Eine Nation findet ihren Frieden

London · Wimbledon-Sieger Andy Murray ist nun endgültig der Liebling der Nation. Die BBC verzeichnete Einschaltquoten in Rekordhöhe, die Presse fordert den Ritterschlag. Murray widmet seinen Erfolg unterdessen einem, der nie im All England Club gewann.

Knie' nieder, Knappe Andy, und erhebe dich als Sir Andrew, Ritter des Heiligen Tennis-Grals: Einen Tag nachdem Andy Murray den Wimbledon-Fluch der Gastgeber nach 77 Jahren gebrochen hatte, fegte ein kollektiver Sturm der Begeisterung durch die englische Presselandschaft. Der "Champion", der "History Boy", der "Gipfelstürmer" - und bald tatsächlich ein Ritter Ihrer Majestät? Die Queen übermittelte zumindest schon einmal ihre herzlichsten Glückwünsche an ihren Untertan aus Schottland.

Murray selbst stand vor seinem treu ergebenen Tennisvolk und reckte den Goldpokal in den strahlend blauen Himmel über dem altehrwürdigen All England Club. Unter ihm hatte sich bereits ein Schatten über die Fred-Perry-Statue gelegt, ein symbolischer Moment, als hätte der Geist des Nationalhelden, der 1936 den letzten seiner drei Titel im Allerheiligsten des Tennis gewonnen hatte, endlich Frieden gefunden.

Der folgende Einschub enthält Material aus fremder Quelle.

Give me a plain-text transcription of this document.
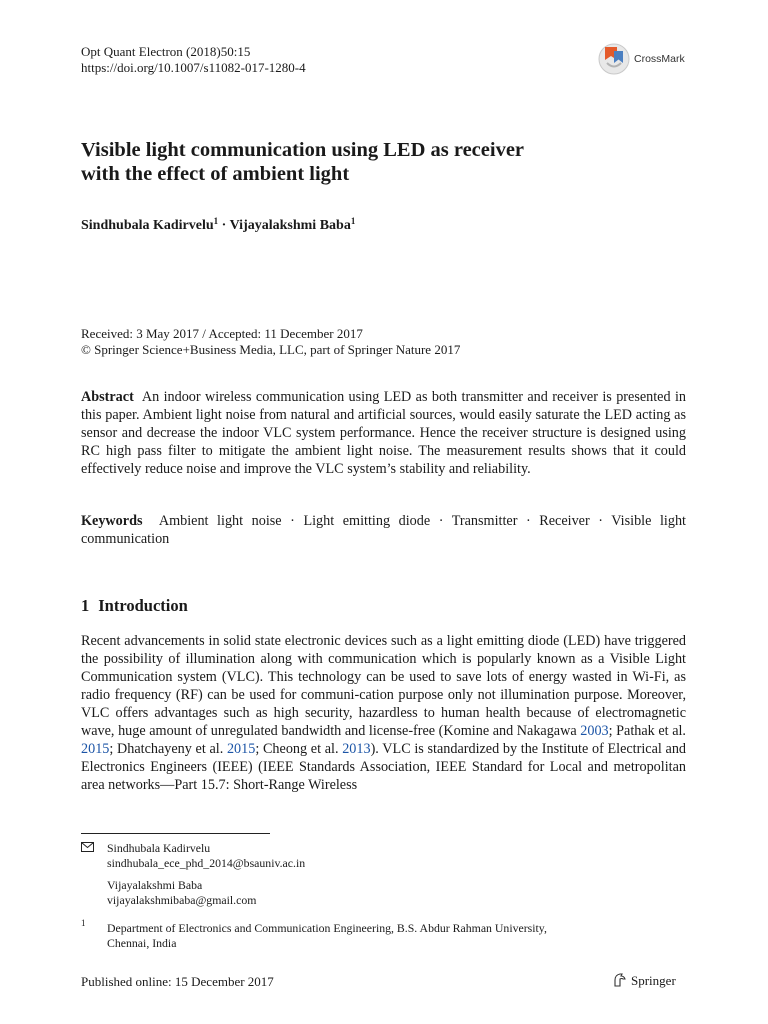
Opt Quant Electron (2018)50:15
https://doi.org/10.1007/s11082-017-1280-4
CrossMark
Visible light communication using LED as receiver
with the effect of ambient light
Sindhubala Kadirvelu$^1$ · Vijayalakshmi Baba$^1$
Received: 3 May 2017 / Accepted: 11 December 2017
© Springer Science+Business Media, LLC, part of Springer Nature 2017
Abstract An indoor wireless communication using LED as both transmitter and receiver is presented in this paper. Ambient light noise from natural and artificial sources, would easily saturate the LED acting as sensor and decrease the indoor VLC system performance. Hence the receiver structure is designed using RC high pass filter to mitigate the ambient light noise. The measurement results shows that it could effectively reduce noise and improve the VLC system’s stability and reliability.
Keywords Ambient light noise · Light emitting diode · Transmitter · Receiver · Visible light communication
1 Introduction
Recent advancements in solid state electronic devices such as a light emitting diode (LED) have triggered the possibility of illumination along with communication which is popularly known as a Visible Light Communication system (VLC). This technology can be used to save lots of energy wasted in Wi-Fi, as radio frequency (RF) can be used for communi-cation purpose only not illumination purpose. Moreover, VLC offers advantages such as high security, hazardless to human health because of electromagnetic wave, huge amount of unregulated bandwidth and license-free (Komine and Nakagawa 2003; Pathak et al. 2015; Dhatchayeny et al. 2015; Cheong et al. 2013). VLC is standardized by the Institute of Electrical and Electronics Engineers (IEEE) (IEEE Standards Association, IEEE Standard for Local and metropolitan area networks—Part 15.7: Short-Range Wireless
Sindhubala Kadirvelu
sindhubala_ece_phd_2014@bsauniv.ac.in
Vijayalakshmi Baba
vijayalakshmibaba@gmail.com
1 Department of Electronics and Communication Engineering, B.S. Abdur Rahman University,
Chennai, India
Published online: 15 December 2017	Springer
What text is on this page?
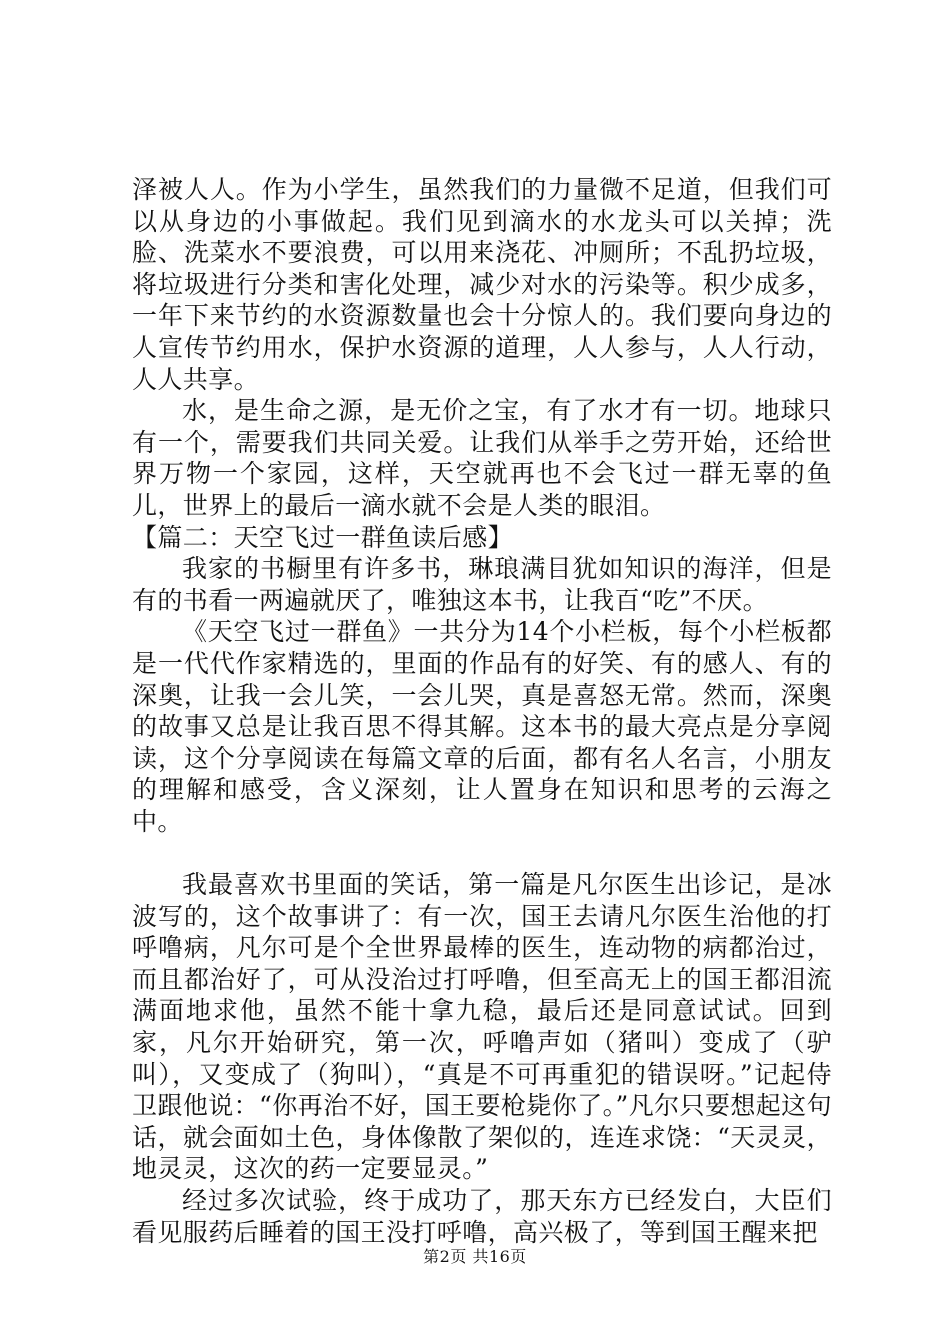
泽被人人。作为小学生，虽然我们的力量微不足道，但我们可以从身边的小事做起。我们见到滴水的水龙头可以关掉；洗脸、洗菜水不要浪费，可以用来浇花、冲厕所；不乱扔垃圾，将垃圾进行分类和害化处理，减少对水的污染等。积少成多，一年下来节约的水资源数量也会十分惊人的。我们要向身边的人宣传节约用水，保护水资源的道理，人人参与，人人行动，人人共享。

水，是生命之源，是无价之宝，有了水才有一切。地球只有一个，需要我们共同关爱。让我们从举手之劳开始，还给世界万物一个家园，这样，天空就再也不会飞过一群无辜的鱼儿，世界上的最后一滴水就不会是人类的眼泪。

【篇二：天空飞过一群鱼读后感】

我家的书橱里有许多书，琳琅满目犹如知识的海洋，但是有的书看一两遍就厌了，唯独这本书，让我百“吃”不厌。

《天空飞过一群鱼》一共分为14个小栏板，每个小栏板都是一代代作家精选的，里面的作品有的好笑、有的感人、有的深奥，让我一会儿笑，一会儿哭，真是喜怒无常。然而，深奥的故事又总是让我百思不得其解。这本书的最大亮点是分享阅读，这个分享阅读在每篇文章的后面，都有名人名言，小朋友的理解和感受，含义深刻，让人置身在知识和思考的云海之中。

我最喜欢书里面的笑话，第一篇是凡尔医生出诊记，是冰波写的，这个故事讲了：有一次，国王去请凡尔医生治他的打呼噜病，凡尔可是个全世界最棒的医生，连动物的病都治过，而且都治好了，可从没治过打呼噜，但至高无上的国王都泪流满面地求他，虽然不能十拿九稳，最后还是同意试试。回到家，凡尔开始研究，第一次，呼噜声如（猪叫）变成了（驴叫），又变成了（狗叫），“真是不可再重犯的错误呀。”记起侍卫跟他说：“你再治不好，国王要枪毙你了。”凡尔只要想起这句话，就会面如土色，身体像散了架似的，连连求饶：“天灵灵，地灵灵，这次的药一定要显灵。”

经过多次试验，终于成功了，那天东方已经发白，大臣们看见服药后睡着的国王没打呼噜，高兴极了，等到国王醒来把

第2页 共16页
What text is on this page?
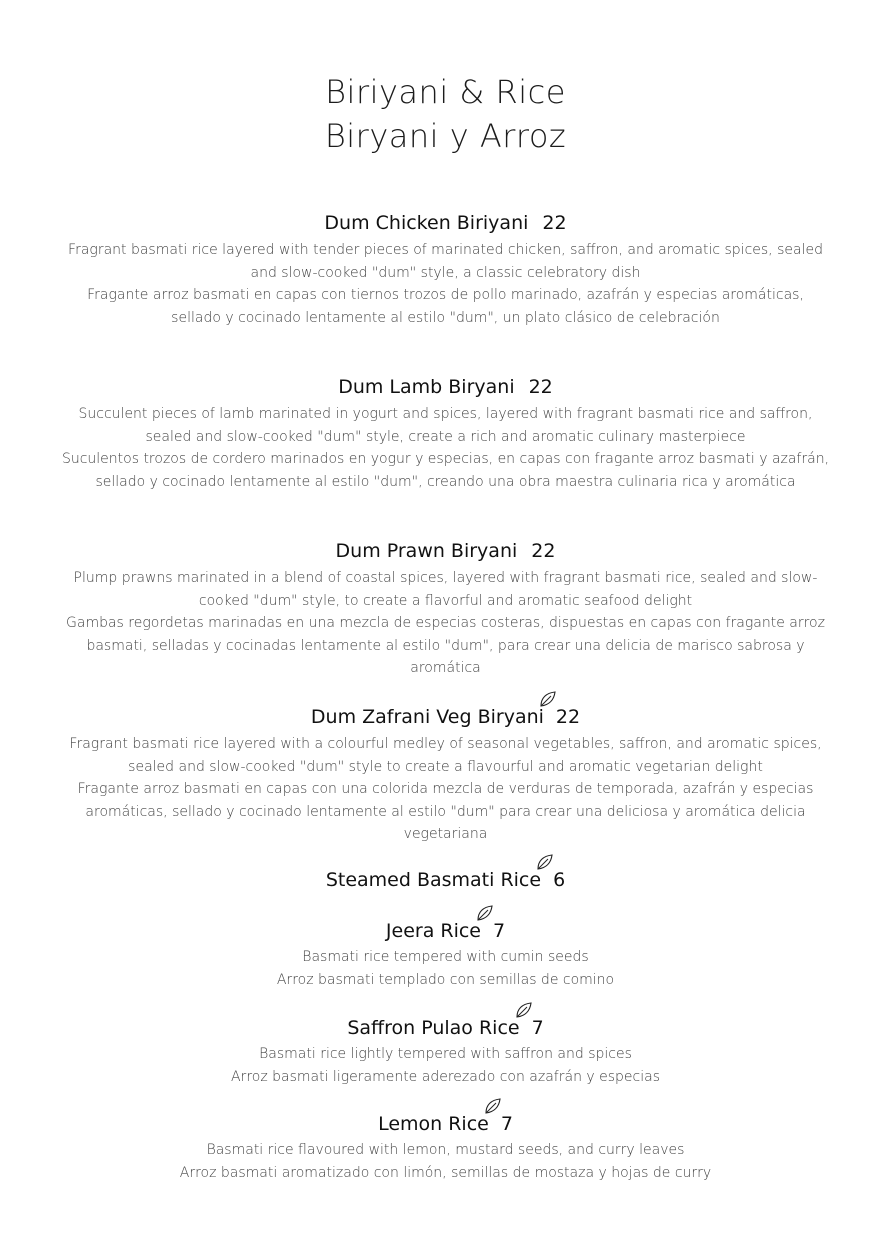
Biriyani & Rice
Biryani y Arroz
Dum Chicken Biriyani 22
Fragrant basmati rice layered with tender pieces of marinated chicken, saffron, and aromatic spices, sealed and slow-cooked "dum" style, a classic celebratory dish
Fragante arroz basmati en capas con tiernos trozos de pollo marinado, azafrán y especias aromáticas, sellado y cocinado lentamente al estilo "dum", un plato clásico de celebración
Dum Lamb Biryani 22
Succulent pieces of lamb marinated in yogurt and spices, layered with fragrant basmati rice and saffron, sealed and slow-cooked "dum" style, create a rich and aromatic culinary masterpiece
Suculentos trozos de cordero marinados en yogur y especias, en capas con fragante arroz basmati y azafrán, sellado y cocinado lentamente al estilo "dum", creando una obra maestra culinaria rica y aromática
Dum Prawn Biryani 22
Plump prawns marinated in a blend of coastal spices, layered with fragrant basmati rice, sealed and slow-cooked "dum" style, to create a flavorful and aromatic seafood delight
Gambas regordetas marinadas en una mezcla de especias costeras, dispuestas en capas con fragante arroz basmati, selladas y cocinadas lentamente al estilo "dum", para crear una delicia de marisco sabrosa y aromática
Dum Zafrani Veg Biryani 22
Fragrant basmati rice layered with a colourful medley of seasonal vegetables, saffron, and aromatic spices, sealed and slow-cooked "dum" style to create a flavourful and aromatic vegetarian delight
Fragante arroz basmati en capas con una colorida mezcla de verduras de temporada, azafrán y especias aromáticas, sellado y cocinado lentamente al estilo "dum" para crear una deliciosa y aromática delicia vegetariana
Steamed Basmati Rice 6
Jeera Rice 7
Basmati rice tempered with cumin seeds
Arroz basmati templado con semillas de comino
Saffron Pulao Rice 7
Basmati rice lightly tempered with saffron and spices
Arroz basmati ligeramente aderezado con azafrán y especias
Lemon Rice 7
Basmati rice flavoured with lemon, mustard seeds, and curry leaves
Arroz basmati aromatizado con limón, semillas de mostaza y hojas de curry
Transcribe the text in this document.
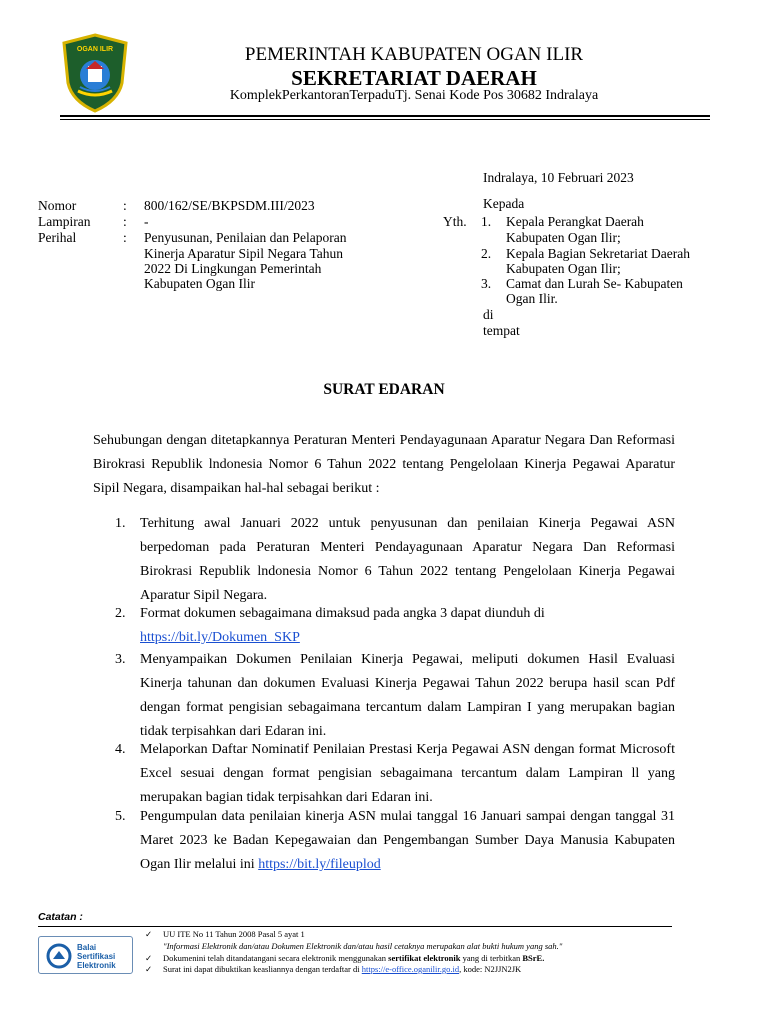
OGAN ILIR	PEMERINTAH KABUPATEN OGAN ILIR
SEKRETARIAT DAERAH
KomplekPerkantoranTerpaduTj. Senai Kode Pos 30682 Indralaya
Indralaya, 10 Februari 2023
Nomor	: 800/162/SE/BKPSDM.III/2023
Lampiran : -
Perihal	: Penyusunan, Penilaian dan Pelaporan
Kinerja Aparatur Sipil Negara Tahun
2022 Di Lingkungan Pemerintah
Kabupaten Ogan Ilir
Yth.
Kepada
1. Kepala Perangkat Daerah
Kabupaten Ogan Ilir;
2. Kepala Bagian Sekretariat Daerah
Kabupaten Ogan Ilir;
3. Camat dan Lurah Se- Kabupaten
Ogan Ilir.
di
tempat
SURAT EDARAN
Sehubungan dengan ditetapkannya Peraturan Menteri Pendayagunaan Aparatur Negara Dan Reformasi Birokrasi Republik lndonesia Nomor 6 Tahun 2022 tentang Pengelolaan Kinerja Pegawai Aparatur Sipil Negara, disampaikan hal-hal sebagai berikut :
1. Terhitung awal Januari 2022 untuk penyusunan dan penilaian Kinerja Pegawai ASN berpedoman pada Peraturan Menteri Pendayagunaan Aparatur Negara Dan Reformasi Birokrasi Republik lndonesia Nomor 6 Tahun 2022 tentang Pengelolaan Kinerja Pegawai Aparatur Sipil Negara.
2. Format dokumen sebagaimana dimaksud pada angka 3 dapat diunduh di
https://bit.ly/Dokumen_SKP
3. Menyampaikan Dokumen Penilaian Kinerja Pegawai, meliputi dokumen Hasil Evaluasi Kinerja tahunan dan dokumen Evaluasi Kinerja Pegawai Tahun 2022 berupa hasil scan Pdf dengan format pengisian sebagaimana tercantum dalam Lampiran I yang merupakan bagian tidak terpisahkan dari Edaran ini.
4. Melaporkan Daftar Nominatif Penilaian Prestasi Kerja Pegawai ASN dengan format Microsoft Excel sesuai dengan format pengisian sebagaimana tercantum dalam Lampiran ll yang merupakan bagian tidak terpisahkan dari Edaran ini.
5. Pengumpulan data penilaian kinerja ASN mulai tanggal 16 Januari sampai dengan tanggal 31 Maret 2023 ke Badan Kepegawaian dan Pengembangan Sumber Daya Manusia Kabupaten Ogan Ilir melalui ini https://bit.ly/fileuplod
Catatan :
Balai
Sertifikasi
Elektronik
✓ UU ITE No 11 Tahun 2008 Pasal 5 ayat 1
"Informasi Elektronik dan/atau Dokumen Elektronik dan/atau hasil cetaknya merupakan alat bukti hukum yang sah."
✓ Dokumenini telah ditandatangani secara elektronik menggunakan sertifikat elektronik yang di terbitkan BSrE.
✓ Surat ini dapat dibuktikan keasliannya dengan terdaftar di https://e-office.oganilir.go.id, kode: N2JJN2JK
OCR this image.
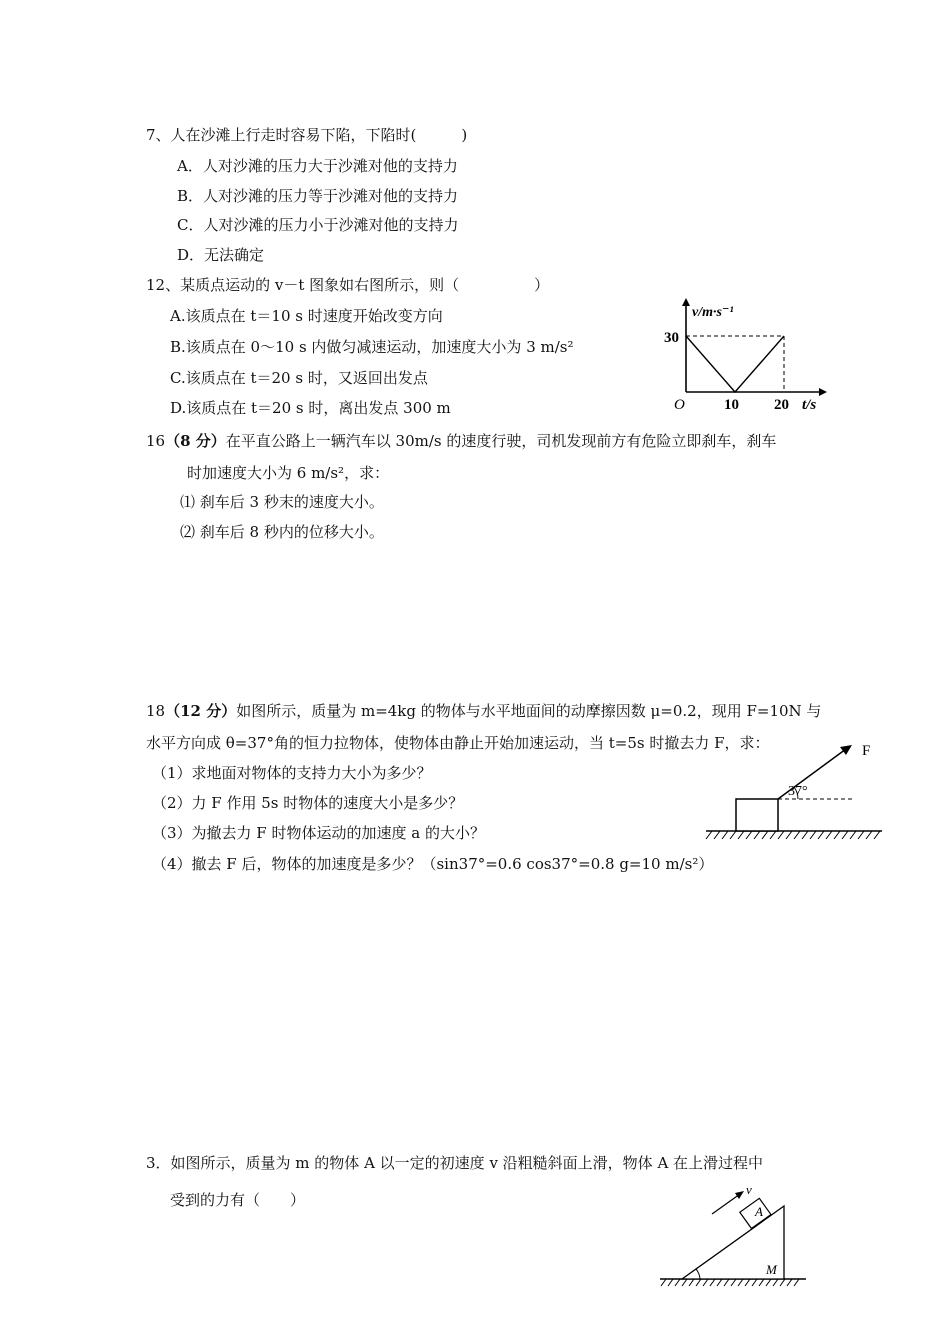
7、人在沙滩上行走时容易下陷，下陷时(　　　)
A．人对沙滩的压力大于沙滩对他的支持力
B．人对沙滩的压力等于沙滩对他的支持力
C．人对沙滩的压力小于沙滩对他的支持力
D．无法确定
12、某质点运动的 v－t 图象如右图所示，则（　　　　　）
A.该质点在 t＝10 s 时速度开始改变方向
B.该质点在 0～10 s 内做匀减速运动，加速度大小为 3 m/s²
C.该质点在 t＝20 s 时，又返回出发点
D.该质点在 t＝20 s 时，离出发点 300 m
v/m·s⁻¹
30
O	10 20 t/s
16（8 分）在平直公路上一辆汽车以 30m/s 的速度行驶，司机发现前方有危险立即刹车，刹车
时加速度大小为 6 m/s²，求：
⑴ 刹车后 3 秒末的速度大小。
⑵ 刹车后 8 秒内的位移大小。
18（12 分）如图所示，质量为 m=4kg 的物体与水平地面间的动摩擦因数 μ=0.2，现用 F=10N 与
水平方向成 θ=37°角的恒力拉物体，使物体由静止开始加速运动，当 t=5s 时撤去力 F，求：
（1）求地面对物体的支持力大小为多少？
（2）力 F 作用 5s 时物体的速度大小是多少？
（3）为撤去力 F 时物体运动的加速度 a 的大小？
（4）撤去 F 后，物体的加速度是多少？（sin37°=0.6 cos37°=0.8 g=10 m/s²）
F
37°
3．如图所示，质量为 m 的物体 A 以一定的初速度 v 沿粗糙斜面上滑，物体 A 在上滑过程中
受到的力有（　　）
v
A
M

Von nun an werden alle nachfolgenden Generationen an Murray gemessen, doch der 26-Jährige aus Dunblane hofft, dass die Nation nicht wieder 77 Jahre auf den nächsten Wimbledon-Champion warten muss. "Dieses Turnier ist so unglaublich schwer zu gewinnen, daher könnte es durchaus sein, dass es wieder eine ganze Weile dauert", sagte er: "Mit all dem Geld, was in diesem Land in den Sport investiert wird, sollten es aber nicht wieder 70 Jahre oder mehr werden."

Die Nation genoss unterdessen den Siegestaumel: 15 000 Menschen auf dem Centre Court und Millionen vor den Fernsehern waren in glückseliger Harmonie vereint. Die BBC verzeichnete beim Finale zwischen Murray und dem Weltranglistenersten Novak Djokovic Einschaltquoten in der Spitze von 17,3 Millionen Zuschauern mit 72,8 Prozent Marktanteil - der höchste Wert in diesem Jahr und mehr als ein Indiz für die Sehnsucht des Landes nach einem neuen Champion.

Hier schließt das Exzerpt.